UC Berkeley

Mountains have profound local and remote impacts on Earth's rainfall distribution. While the mechanisms by which they concentrate rainfall on their windward side and deplete it in their lee are well-studied in midlatitudes, they remain poorly understood in the tropics. Yet, these unknown physics govern the spatial and temporal distribution of precipitation in dozens of tropical regions, including some of the rainiest places on Earth. This thesis aims to understand the main physical processes behind this phenomenon, termed mechanically forced tropical orographic precipitation.

We first build a conceptual picture for the time-mean distribution of tropical orographic rainfall given a fixed background wind. This distribution is set by the statistical response of entraining convective clouds to lower-free-tropospheric perturbations of temperature and moisture forced by orography. Upwind of orography, a cool and moist anomaly develops as a result of forced ascent, which increases cloud buoyancies, resulting in higher mean rainfall; the converse mechanism occurs downstream. A quantitative theory based on this picture accurately captures mean rainfall in idealized simulations of tropical orographic precipitation. The theory also explains the seasonal-mean rainfall distribution in several regions of Earth's tropics, only failing where large-scale ascent from non-orographic processes is important. It is also shown to explain part of the temporal variability in observed rainfall, along with variations in large-scale horizontal moisture advection.

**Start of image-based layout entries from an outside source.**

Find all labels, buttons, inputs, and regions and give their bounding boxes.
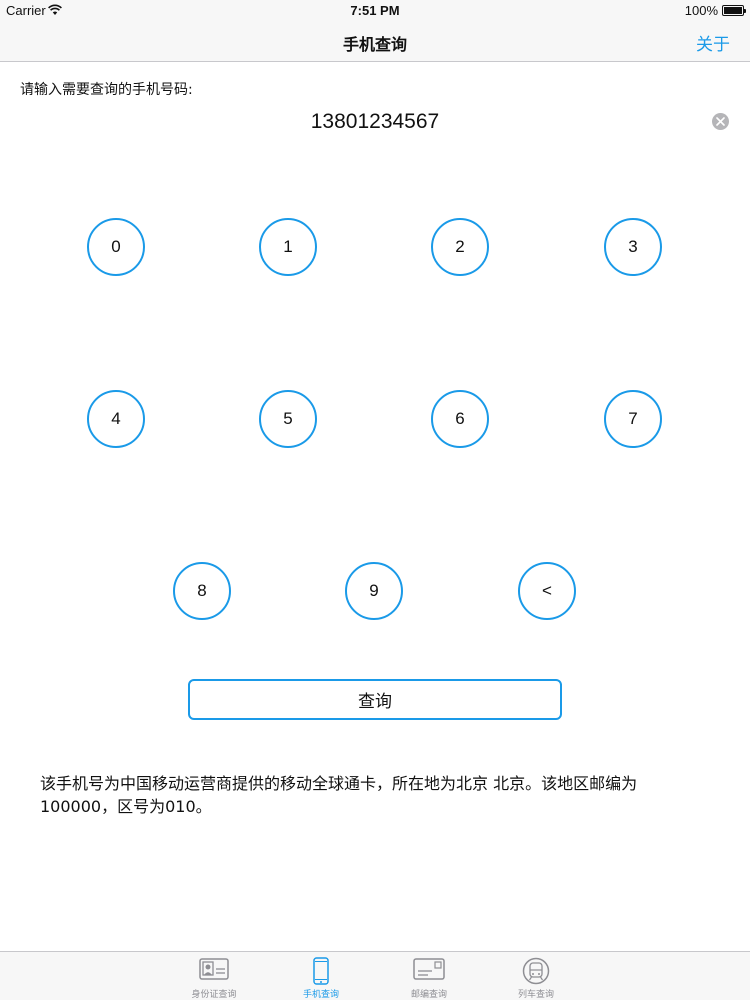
query-result-text: 该手机号为中国移动运营商提供的移动全球通卡，所在地为北京 北京。该地区邮编为10… — [40, 774, 638, 816]
backspace-key[interactable]: < — [518, 562, 576, 620]
key-3[interactable]: 3 — [604, 218, 662, 276]
key-8[interactable]: 8 — [173, 562, 231, 620]
clock-time: 7:51 PM — [350, 3, 400, 18]
key-0[interactable]: 0 — [87, 218, 145, 276]
tab-bar: 身份证查询 手机查询 邮编查询 列车查询 — [0, 951, 750, 1000]
tab-label: 身份证查询 — [191, 990, 237, 1000]
key-6[interactable]: 6 — [431, 390, 489, 448]
mobile-phone-icon — [313, 957, 329, 985]
status-bar: Carrier 7:51 PM 100% — [0, 0, 750, 22]
phone-input-prompt: 请输入需要查询的手机号码: — [20, 82, 193, 98]
tab-label: 邮编查询 — [410, 990, 447, 1000]
key-9[interactable]: 9 — [345, 562, 403, 620]
query-button[interactable]: 查询 — [188, 679, 562, 720]
navigation-bar: 手机查询 关于 — [0, 22, 750, 62]
key-5[interactable]: 5 — [259, 390, 317, 448]
postcard-icon — [413, 958, 445, 980]
tab-postcode-query[interactable]: 邮编查询 — [391, 952, 467, 1000]
clear-input-button[interactable] — [712, 113, 729, 130]
clear-icon — [716, 117, 725, 126]
tab-id-card-query[interactable]: 身份证查询 — [176, 952, 252, 1000]
tab-train-query[interactable]: 列车查询 — [498, 952, 574, 1000]
key-1[interactable]: 1 — [259, 218, 317, 276]
tab-label: 列车查询 — [517, 990, 554, 1000]
id-card-icon — [199, 958, 229, 980]
key-2[interactable]: 2 — [431, 218, 489, 276]
page-title: 手机查询 — [342, 35, 407, 54]
key-4[interactable]: 4 — [87, 390, 145, 448]
train-icon — [522, 957, 550, 985]
tab-label: 手机查询 — [302, 990, 339, 1000]
tab-mobile-query[interactable]: 手机查询 — [283, 952, 359, 1000]
battery-icon — [722, 5, 746, 16]
about-button[interactable]: 关于 — [696, 30, 730, 55]
battery-percentage: 100% — [684, 3, 718, 18]
key-7[interactable]: 7 — [604, 390, 662, 448]
phone-number-field[interactable]: 13801234567 — [0, 110, 750, 134]
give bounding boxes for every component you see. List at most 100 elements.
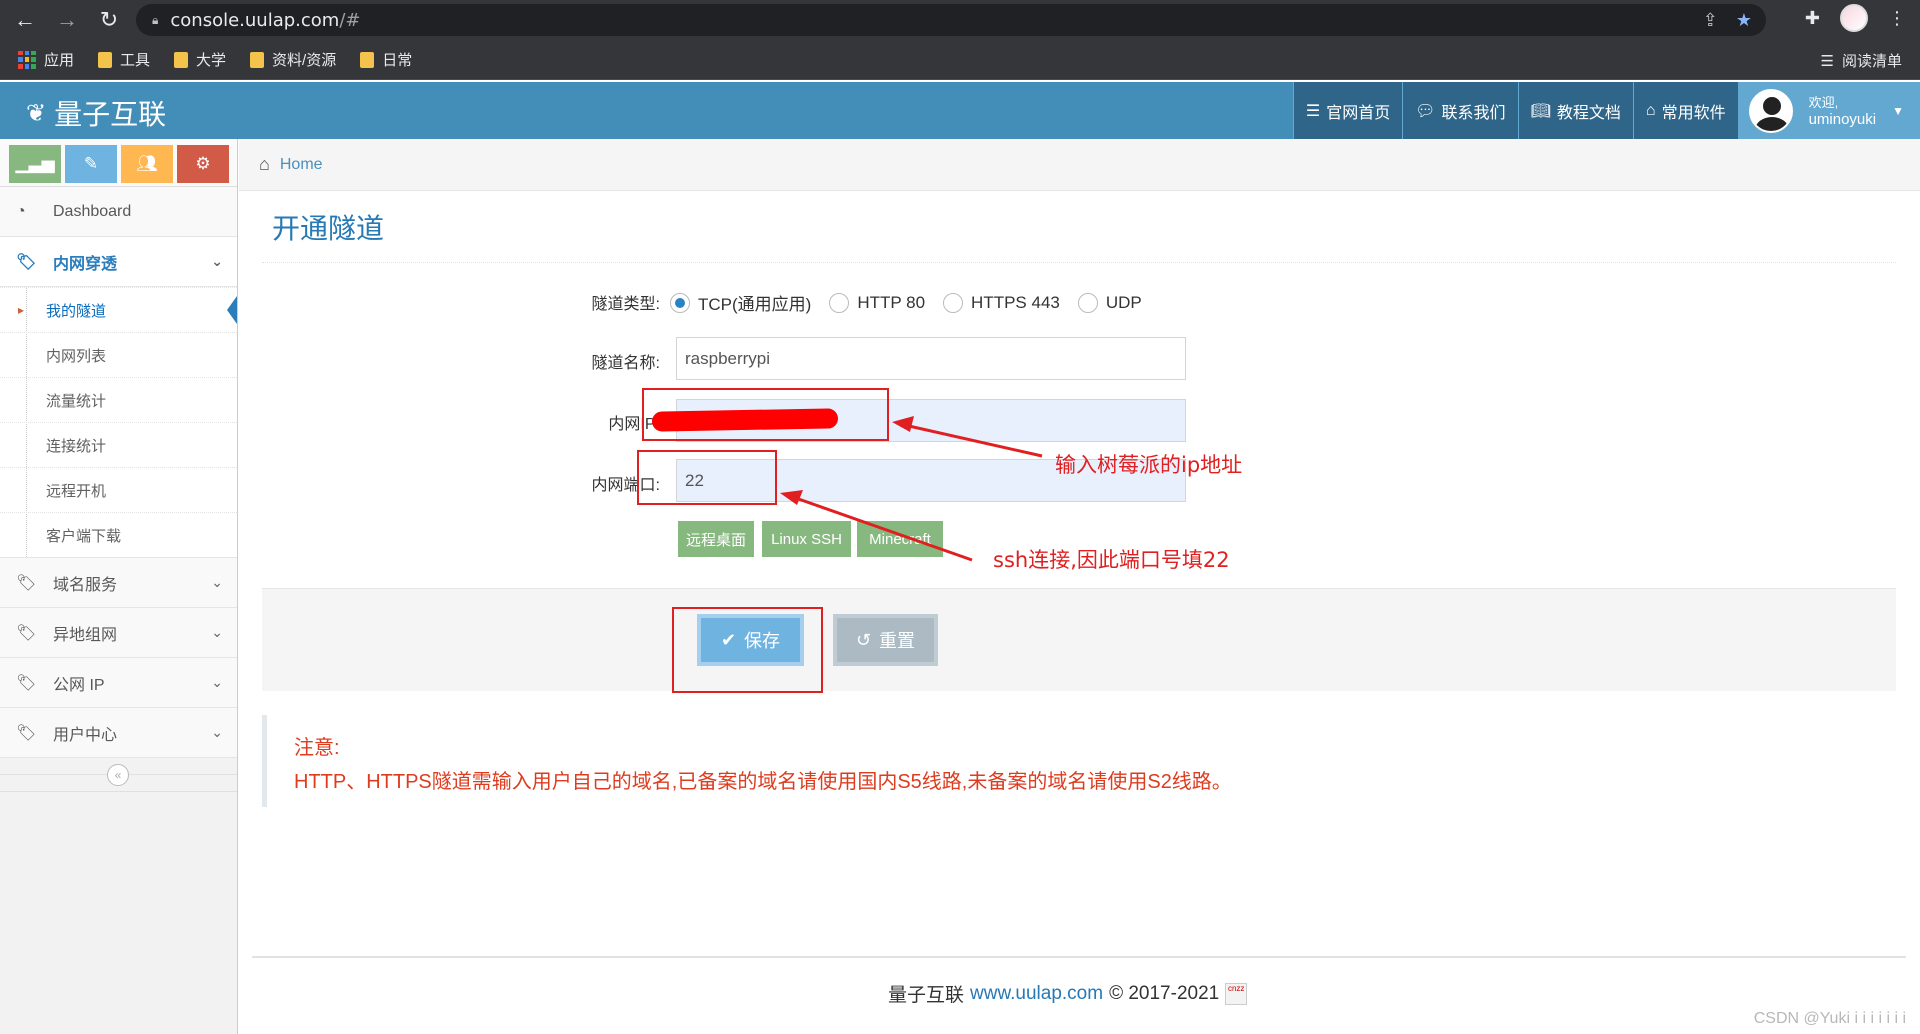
annotation-port-note: ssh连接,因此端口号填22: [993, 548, 1230, 572]
bookmark-resources[interactable]: 资料/资源: [250, 49, 336, 70]
bookmark-tools[interactable]: 工具: [98, 49, 150, 70]
tag-icon: 🏷︎: [16, 674, 37, 692]
list-icon: ☰: [1305, 102, 1321, 120]
annotation-box-ip: [642, 388, 889, 441]
sidebar-item-client-download[interactable]: 客户端下载: [0, 512, 237, 557]
radio-http[interactable]: [829, 292, 850, 313]
chevron-down-icon: ⌄: [211, 574, 223, 590]
tag-icon: 🏷︎: [16, 253, 37, 271]
app-header: ❦ 量子互联 ☰ 官网首页 💬︎ 联系我们 📖︎ 教程文档 ⌂ 常用软件 欢迎, umi…: [0, 82, 1920, 139]
footer-brand: 量子互联: [888, 985, 965, 1006]
sidebar-group-user-center[interactable]: 🏷︎ 用户中心 ⌄: [0, 708, 237, 758]
notice-title: 注意:: [294, 737, 340, 759]
pencil-icon[interactable]: ✎: [65, 145, 117, 183]
sidebar-shortcuts: ▁▃▅ ✎ 👥︎ ⚙: [0, 139, 237, 187]
double-left-icon[interactable]: «: [107, 764, 129, 786]
sidebar-item-connection-stats[interactable]: 连接统计: [0, 422, 237, 467]
sidebar: ▁▃▅ ✎ 👥︎ ⚙ ◔ Dashboard 🏷︎ 内网穿透 ⌄ 我的隧道 内网…: [0, 139, 238, 1034]
bookmarks-bar: 应用 工具 大学 资料/资源 日常 ☰ 阅读清单: [0, 40, 1920, 80]
user-greeting: 欢迎,: [1808, 94, 1839, 110]
bookmark-apps[interactable]: 应用: [18, 49, 74, 70]
chevron-down-icon: ⌄: [211, 624, 223, 640]
preset-linux-ssh-button[interactable]: Linux SSH: [762, 521, 851, 557]
profile-avatar[interactable]: [1840, 4, 1868, 32]
page-title: 开通隧道: [272, 213, 385, 244]
footer-copyright: © 2017-2021: [1109, 982, 1220, 1004]
footer-divider: [252, 956, 1906, 958]
menu-icon[interactable]: ⋮: [1888, 8, 1906, 29]
radio-https-label[interactable]: HTTPS 443: [971, 293, 1060, 313]
back-icon[interactable]: ←: [8, 3, 42, 37]
chevron-down-icon: ⌄: [211, 724, 223, 740]
bookmark-daily[interactable]: 日常: [360, 49, 412, 70]
preset-remote-desktop-button[interactable]: 远程桌面: [678, 521, 754, 557]
user-avatar: [1748, 88, 1793, 133]
radio-http-label[interactable]: HTTP 80: [857, 293, 925, 313]
address-bar[interactable]: 🔒︎ console.uulap.com/# ⇪ ★: [136, 4, 1766, 36]
top-nav: ☰ 官网首页 💬︎ 联系我们 📖︎ 教程文档 ⌂ 常用软件 欢迎, uminoyuki …: [1292, 82, 1920, 139]
breadcrumb-home[interactable]: Home: [280, 156, 323, 174]
sidebar-item-remote-boot[interactable]: 远程开机: [0, 467, 237, 512]
radio-udp-label[interactable]: UDP: [1106, 293, 1142, 313]
book-icon: 📖︎: [1530, 102, 1551, 120]
title-divider: [262, 262, 1896, 263]
tag-icon: 🏷︎: [16, 724, 37, 742]
inbox-icon: ⌂: [1645, 101, 1656, 119]
caret-down-icon: ▼: [1892, 103, 1904, 118]
tunnel-name-label: 隧道名称:: [591, 355, 660, 372]
reload-icon[interactable]: ↻: [92, 3, 126, 37]
user-menu[interactable]: 欢迎, uminoyuki ▼: [1737, 82, 1920, 139]
radio-tcp-label[interactable]: TCP(通用应用): [698, 290, 811, 315]
extensions-icon[interactable]: ✚: [1805, 8, 1820, 29]
bookmark-star-icon[interactable]: ★: [1736, 10, 1752, 31]
preset-minecraft-button[interactable]: Minecraft: [857, 521, 943, 557]
sidebar-group-domain[interactable]: 🏷︎ 域名服务 ⌄: [0, 558, 237, 608]
nav-software[interactable]: ⌂ 常用软件: [1632, 82, 1738, 139]
sidebar-group-intranet[interactable]: 🏷︎ 内网穿透 ⌄: [0, 237, 237, 287]
chevron-down-icon: ⌄: [211, 674, 223, 690]
watermark: CSDN @Yuki i i i i i i i: [1753, 1010, 1906, 1027]
annotation-box-save: [672, 607, 823, 693]
folder-icon: [250, 51, 265, 68]
leaf-icon: ❦: [26, 99, 47, 127]
home-icon: ⌂: [259, 154, 270, 174]
annotation-box-port: [637, 450, 777, 505]
cnzz-badge[interactable]: cnzz: [1225, 982, 1248, 1005]
footer: 量子互联 www.uulap.com © 2017-2021 cnzz: [888, 980, 1248, 1007]
sidebar-item-my-tunnels[interactable]: 我的隧道: [0, 287, 237, 332]
users-icon[interactable]: 👥︎: [121, 145, 173, 183]
sidebar-group-networking[interactable]: 🏷︎ 异地组网 ⌄: [0, 608, 237, 658]
notice-text: HTTP、HTTPS隧道需输入用户自己的域名,已备案的域名请使用国内S5线路,未…: [294, 771, 1232, 793]
tunnel-type-label: 隧道类型:: [591, 296, 660, 313]
apps-icon: [18, 50, 36, 69]
lock-icon: 🔒︎: [152, 12, 159, 27]
reading-list[interactable]: ☰ 阅读清单: [1821, 50, 1902, 71]
cogs-icon[interactable]: ⚙: [177, 145, 229, 183]
sidebar-item-intranet-list[interactable]: 内网列表: [0, 332, 237, 377]
reset-button[interactable]: ↺ 重置: [833, 614, 938, 666]
share-icon[interactable]: ⇪: [1703, 10, 1718, 31]
forward-icon[interactable]: →: [50, 3, 84, 37]
undo-icon: ↺: [855, 629, 872, 650]
annotation-ip-note: 输入树莓派的ip地址: [1055, 453, 1243, 477]
tag-icon: 🏷︎: [16, 574, 37, 592]
nav-contact[interactable]: 💬︎ 联系我们: [1402, 82, 1518, 139]
radio-tcp[interactable]: [670, 292, 690, 313]
signal-icon[interactable]: ▁▃▅: [9, 145, 61, 183]
tunnel-name-input[interactable]: raspberrypi: [676, 337, 1186, 380]
footer-link[interactable]: www.uulap.com: [970, 983, 1103, 1005]
sidebar-item-dashboard[interactable]: ◔ Dashboard: [0, 187, 237, 237]
browser-toolbar: ← → ↻ 🔒︎ console.uulap.com/# ⇪ ★ ✚ ⋮: [0, 0, 1920, 40]
nav-home[interactable]: ☰ 官网首页: [1292, 82, 1403, 139]
sidebar-item-traffic-stats[interactable]: 流量统计: [0, 377, 237, 422]
nav-docs[interactable]: 📖︎ 教程文档: [1517, 82, 1633, 139]
sidebar-group-public-ip[interactable]: 🏷︎ 公网 IP ⌄: [0, 658, 237, 708]
reading-list-icon: ☰: [1820, 52, 1834, 70]
radio-https[interactable]: [943, 292, 964, 313]
bookmark-university[interactable]: 大学: [174, 49, 226, 70]
folder-icon: [174, 51, 189, 68]
chevron-down-icon: ⌄: [211, 253, 223, 269]
brand-logo[interactable]: ❦ 量子互联: [26, 93, 166, 133]
radio-udp[interactable]: [1077, 292, 1098, 313]
tunnel-type-group: TCP(通用应用) HTTP 80 HTTPS 443 UDP: [670, 290, 1152, 315]
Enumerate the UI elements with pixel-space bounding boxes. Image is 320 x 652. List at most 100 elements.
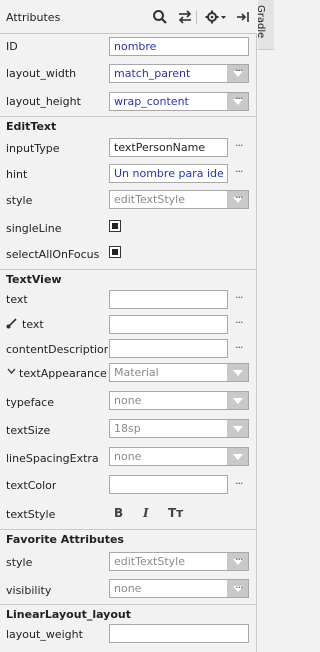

We subsequently explore how tropical orographic rainfall may evolve under climate change. The theory predicts a large sensitivity of orographic rainfall to background wind changes, a result that is confirmed in idealized simulations (despite slight variations in the mechanisms involved). Observations of past interannual variability in five tropical regions confirm that orographic rainfall has varied at a rate of 20 -- 30 % per m/s change in cross-slope wind, consistent with theory and simulations. A suite of simulations suggests a surprising decrease in peak orographic precipitation with warming when winds are held fixed. Understanding this result requires a modification to the convective closure used in our theory, which may arise from a widening in the statistical distribution of cloud buoyancy anomalies. Combined together, these results suggest a potential for large decreases in orographic rainfall in regions of the tropics where background winds will weaken under warming.